Currently, the only way to enable WebAccess is through php.scripts.psu.edu. Therefore, you must forward all traffic to this server. If you’re already writing your site in PHP, you can skip this step since files ending in ‘.php’ are automatically redirected to the php.scripts server.

Installation Steps

1. Put all of the content you want to protect in a subfolder on your website.
2. Send an e-mail to dbadmin@aset.psu.edu with the url to the folder that you want webaccess enabled on.
3. You’ll receive a reply with the new URL to that folder. You’ll probably also be given the option to either continue to allow access to the folder from the old URL (unauthenticated) or disable that access.

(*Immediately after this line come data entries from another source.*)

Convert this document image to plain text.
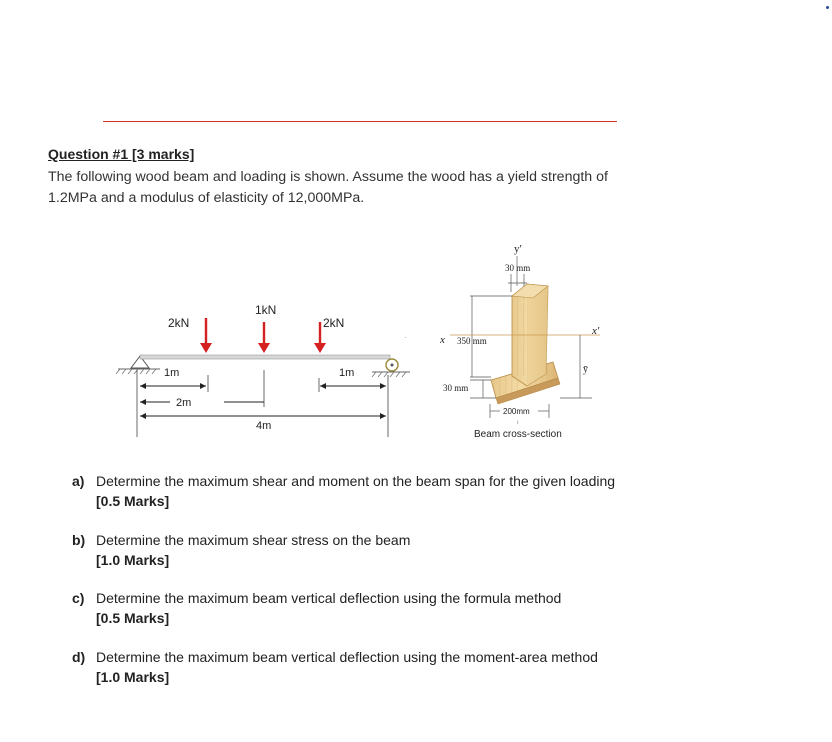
Question #1 [3 marks]
The following wood beam and loading is shown. Assume the wood has a yield strength of
1.2MPa and a modulus of elasticity of 12,000MPa.
2kN
1kN
2kN
1m	1m
2m
4m
.
y′
30 mm
350 mm
30 mm
x
x′
ȳ
200mm
ı
Beam cross-section
a) Determine the maximum shear and moment on the beam span for the given loading
[0.5 Marks]
b) Determine the maximum shear stress on the beam
[1.0 Marks]
c) Determine the maximum beam vertical deflection using the formula method
[0.5 Marks]
d) Determine the maximum beam vertical deflection using the moment-area method
[1.0 Marks]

In most cases, you want to disable this access otherwise it sort of defeats the purpose.

Limiting Access to Certain Penn State Users

In many cases, you may want to grant access to private content to only a few Penn State users. This can be done quickly and easily using .htaccess. In the folder that’s protected by WebAccess, create a new file named .htaccess. Open .htaccess and paste the following:

AuthType Cosign
require user abc000 def548 ghi984

Replace the fake usernames in the second line with the names of the users that you want to grant access. You may add as many users as needed to that line.